D’autres systèmes d’IA sont considérés à haut risque (notamment la reconnaissance des visages et des émotions, l’IA utilisée dans les infrastructures critiques, dans les contextes de l’éducation, de l’emploi, de l’urgence, d’asile et de frontières, dans l’aide sociale, pour l’évaluation du crédit, par les forces de l’ordre ou les juges). Les fournisseurs et les utilisateurs de ces systèmes d’IA devraient faire de la gestion des risques, notifier à une autorité de surveillance, obtenir une certification de conformité ou mettre en œuvre des actions correctives en cas de non-conformité. En outre, ils doivent préparer un plan de gouvernance des données adéquat pour l’entraînement et la validation de l’IA, en comblant les éventuelles “lacunes”, en prévenant tout biais et en contextualisant le système d’IA dans le contexte social spécifique.
La Commission européenne peut mettre à jour la liste des systèmes à haut risque sur la base de la gravité et de la probabilité de l’impact des systèmes d’IA sur les droits fondamentaux.
L’ensemble de ce modèle présente des avantages : il s’agit d’un texte juridique très avancé qui vise à proposer des mesures concrètes en faveur de systèmes d’IA équitables, sûrs et fiables, en abordant de manière réaliste certaines des questions les plus insolubles de l’IA (explicabilité, biais, exactitude).
Cependant, le texte comporte encore de nombreuses questions ouvertes qui devraient être discutées avant l’approbation finale. En particulier, l’absence de droits individuels dans la proposition n’est pas compensée, par exemple, en mettant davantage l’accent sur la conception participative des systèmes d’IA. En outre, le modèle à trois niveaux (IA interdits, IA à haut risque et autres systèmes d’IA) semble basé sur un paradigme « noir et blanc » peu flexible.

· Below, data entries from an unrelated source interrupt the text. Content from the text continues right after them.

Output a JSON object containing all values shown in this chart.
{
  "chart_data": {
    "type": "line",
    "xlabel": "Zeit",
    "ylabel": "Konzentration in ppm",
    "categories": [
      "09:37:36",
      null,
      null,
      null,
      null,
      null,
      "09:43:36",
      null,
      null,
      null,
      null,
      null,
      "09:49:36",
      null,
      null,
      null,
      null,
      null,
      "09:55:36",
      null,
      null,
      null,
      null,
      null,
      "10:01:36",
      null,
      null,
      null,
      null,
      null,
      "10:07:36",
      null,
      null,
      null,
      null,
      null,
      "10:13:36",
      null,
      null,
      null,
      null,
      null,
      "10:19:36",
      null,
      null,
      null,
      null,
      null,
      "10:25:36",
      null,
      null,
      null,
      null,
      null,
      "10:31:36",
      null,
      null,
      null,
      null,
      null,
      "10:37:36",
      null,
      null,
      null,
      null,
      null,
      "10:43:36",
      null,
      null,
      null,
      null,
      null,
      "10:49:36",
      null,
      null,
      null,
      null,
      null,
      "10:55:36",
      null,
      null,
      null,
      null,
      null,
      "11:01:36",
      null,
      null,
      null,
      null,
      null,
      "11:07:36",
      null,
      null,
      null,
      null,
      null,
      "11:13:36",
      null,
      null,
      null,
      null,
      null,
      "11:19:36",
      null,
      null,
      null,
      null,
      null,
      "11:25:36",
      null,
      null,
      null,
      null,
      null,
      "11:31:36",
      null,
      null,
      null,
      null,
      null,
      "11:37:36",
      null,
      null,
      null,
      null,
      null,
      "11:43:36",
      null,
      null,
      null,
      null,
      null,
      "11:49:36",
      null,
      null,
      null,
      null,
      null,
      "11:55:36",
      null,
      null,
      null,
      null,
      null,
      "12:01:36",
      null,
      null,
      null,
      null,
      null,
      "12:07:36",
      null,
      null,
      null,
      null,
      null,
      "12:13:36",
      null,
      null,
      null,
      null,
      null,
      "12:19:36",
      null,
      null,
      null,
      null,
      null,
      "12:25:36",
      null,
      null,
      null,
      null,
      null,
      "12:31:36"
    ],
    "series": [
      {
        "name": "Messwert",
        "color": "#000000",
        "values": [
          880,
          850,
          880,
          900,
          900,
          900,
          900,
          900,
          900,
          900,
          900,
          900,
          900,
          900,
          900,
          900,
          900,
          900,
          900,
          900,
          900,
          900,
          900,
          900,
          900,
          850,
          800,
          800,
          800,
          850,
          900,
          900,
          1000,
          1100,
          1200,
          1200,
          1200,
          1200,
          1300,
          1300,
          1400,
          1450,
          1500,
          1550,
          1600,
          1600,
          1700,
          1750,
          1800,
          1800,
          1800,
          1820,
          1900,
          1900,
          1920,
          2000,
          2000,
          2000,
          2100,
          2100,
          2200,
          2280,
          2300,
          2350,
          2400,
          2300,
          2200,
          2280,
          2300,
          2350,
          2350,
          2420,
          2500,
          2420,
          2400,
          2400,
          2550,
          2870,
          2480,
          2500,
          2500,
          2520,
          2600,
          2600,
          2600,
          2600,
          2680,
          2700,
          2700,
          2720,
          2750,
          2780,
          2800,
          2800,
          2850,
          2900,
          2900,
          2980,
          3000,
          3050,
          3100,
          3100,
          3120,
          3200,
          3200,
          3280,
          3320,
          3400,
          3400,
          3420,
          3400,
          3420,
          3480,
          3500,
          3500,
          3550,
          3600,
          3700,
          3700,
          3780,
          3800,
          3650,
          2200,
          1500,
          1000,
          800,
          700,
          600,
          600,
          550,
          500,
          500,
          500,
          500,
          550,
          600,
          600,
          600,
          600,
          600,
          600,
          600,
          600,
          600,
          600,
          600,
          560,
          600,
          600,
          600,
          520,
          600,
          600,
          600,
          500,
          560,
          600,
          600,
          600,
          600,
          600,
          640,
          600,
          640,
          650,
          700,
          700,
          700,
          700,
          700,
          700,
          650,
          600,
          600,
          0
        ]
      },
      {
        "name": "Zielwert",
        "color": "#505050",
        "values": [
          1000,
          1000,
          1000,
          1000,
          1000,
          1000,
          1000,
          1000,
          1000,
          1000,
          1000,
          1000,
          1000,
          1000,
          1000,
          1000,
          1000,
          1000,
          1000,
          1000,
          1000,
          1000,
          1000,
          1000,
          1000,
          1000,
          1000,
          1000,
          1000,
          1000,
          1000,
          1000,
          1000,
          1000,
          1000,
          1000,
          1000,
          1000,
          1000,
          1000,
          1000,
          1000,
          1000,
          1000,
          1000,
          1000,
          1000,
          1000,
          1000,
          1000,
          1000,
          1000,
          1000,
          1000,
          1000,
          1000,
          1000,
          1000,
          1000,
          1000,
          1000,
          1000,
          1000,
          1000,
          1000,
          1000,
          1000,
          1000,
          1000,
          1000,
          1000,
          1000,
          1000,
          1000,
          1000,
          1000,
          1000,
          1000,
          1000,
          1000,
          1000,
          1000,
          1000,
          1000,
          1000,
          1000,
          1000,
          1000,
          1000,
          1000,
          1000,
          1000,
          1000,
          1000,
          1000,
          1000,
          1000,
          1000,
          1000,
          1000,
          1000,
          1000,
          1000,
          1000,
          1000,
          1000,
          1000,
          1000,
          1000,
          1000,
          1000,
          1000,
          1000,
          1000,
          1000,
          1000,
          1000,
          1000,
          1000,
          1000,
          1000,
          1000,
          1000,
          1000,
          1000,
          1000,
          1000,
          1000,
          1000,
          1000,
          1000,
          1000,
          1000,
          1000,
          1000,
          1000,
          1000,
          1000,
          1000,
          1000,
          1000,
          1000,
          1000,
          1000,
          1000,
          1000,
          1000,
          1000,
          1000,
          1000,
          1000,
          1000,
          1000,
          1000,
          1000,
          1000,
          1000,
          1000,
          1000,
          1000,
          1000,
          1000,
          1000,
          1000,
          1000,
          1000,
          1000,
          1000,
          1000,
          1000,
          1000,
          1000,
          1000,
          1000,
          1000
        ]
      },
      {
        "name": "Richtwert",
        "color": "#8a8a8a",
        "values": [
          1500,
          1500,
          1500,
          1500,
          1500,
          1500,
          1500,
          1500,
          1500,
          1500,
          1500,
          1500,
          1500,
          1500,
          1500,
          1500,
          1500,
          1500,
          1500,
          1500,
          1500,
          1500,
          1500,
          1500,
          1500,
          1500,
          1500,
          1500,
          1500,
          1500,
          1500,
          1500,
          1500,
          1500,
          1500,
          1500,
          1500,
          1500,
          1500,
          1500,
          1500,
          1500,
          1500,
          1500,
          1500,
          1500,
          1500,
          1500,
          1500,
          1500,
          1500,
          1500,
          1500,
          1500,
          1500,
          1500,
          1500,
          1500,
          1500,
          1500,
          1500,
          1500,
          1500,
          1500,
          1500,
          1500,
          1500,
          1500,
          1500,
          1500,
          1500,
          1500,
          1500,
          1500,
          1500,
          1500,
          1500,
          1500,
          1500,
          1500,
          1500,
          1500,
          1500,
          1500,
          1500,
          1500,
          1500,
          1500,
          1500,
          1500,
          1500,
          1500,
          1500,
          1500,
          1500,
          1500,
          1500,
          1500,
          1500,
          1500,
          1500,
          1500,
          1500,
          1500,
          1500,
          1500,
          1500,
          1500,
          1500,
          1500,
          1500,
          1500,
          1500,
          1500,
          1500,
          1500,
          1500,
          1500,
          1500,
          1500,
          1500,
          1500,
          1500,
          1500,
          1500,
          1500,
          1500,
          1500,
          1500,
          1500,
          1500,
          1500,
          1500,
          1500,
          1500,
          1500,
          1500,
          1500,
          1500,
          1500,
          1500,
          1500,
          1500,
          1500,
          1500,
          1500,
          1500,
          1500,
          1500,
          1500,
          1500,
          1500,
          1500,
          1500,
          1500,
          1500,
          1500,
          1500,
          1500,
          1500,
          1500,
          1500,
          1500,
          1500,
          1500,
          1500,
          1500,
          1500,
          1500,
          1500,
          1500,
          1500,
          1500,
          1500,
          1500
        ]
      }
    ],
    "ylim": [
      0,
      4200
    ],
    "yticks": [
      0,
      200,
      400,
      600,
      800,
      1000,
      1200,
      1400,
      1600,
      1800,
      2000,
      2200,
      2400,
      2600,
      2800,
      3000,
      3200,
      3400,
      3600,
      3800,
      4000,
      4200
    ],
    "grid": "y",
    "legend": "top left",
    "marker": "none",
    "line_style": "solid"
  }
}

La liste des pratiques d’IA interdites et la liste des systèmes d’IA à haut risque pourraient s’avérer difficile à étendre. Par exemple, les dark patterns qui ne produisent pas de “dommages physiques ou psychologiques” tangibles (mais qui pourraient néanmoins manipuler les comportements et produire des effets économiques néfastes), l’application de l’IA en neurotechnologie (amélioration de la cognition), ou dans les recherches scientifiques sensibles (sur la santé, génétique, ou expériences sociales ou psychologiques) ne sont ni sur la liste noire ni considérés comme à haut risque. De même, si l’exploitation des vulnérabilités liées à l’âge ou à l’invalidité est inscrite sur la liste noire, il n’est pas fait mention d’autres formes de vulnérabilité en ligne (vulnérabilités sociales, psychologiques, transitoires et contextuelles), pas même dans les scénarios à haut risque.
Alors que dans le règlement sur la protection des données (RGPD) l’évaluation du niveau de “risque” est graduelle et basée sur plusieurs indices d’auto-évaluation, dans cette proposition de règlement sur l’IA, il n’y a pas de “nuances de gris” : soit un système d’IA figure dans la liste par catégorie mise à jour par la Commission, soit il est exempté de toute nouvelle obligation de conformité. Cette proposition semble donc trop rigide pour remporter un défi si complexe : entre le noir et le blanc, il existe de nombreuses nuances que seuls les interprètes (les juges et les autorités de surveillance) pourraient peut-être découvrir.
En résumé, la proposition de règlement comporte des innovations intéressantes, mais elle contient encore de nombreuses rigidités, lacunes et questions ouvertes qui ne pourraient être résolues que par une plus grande flexibilité dans les principes et dans les procédures pour mettre en œuvre ces principes sur le marché de l’IA.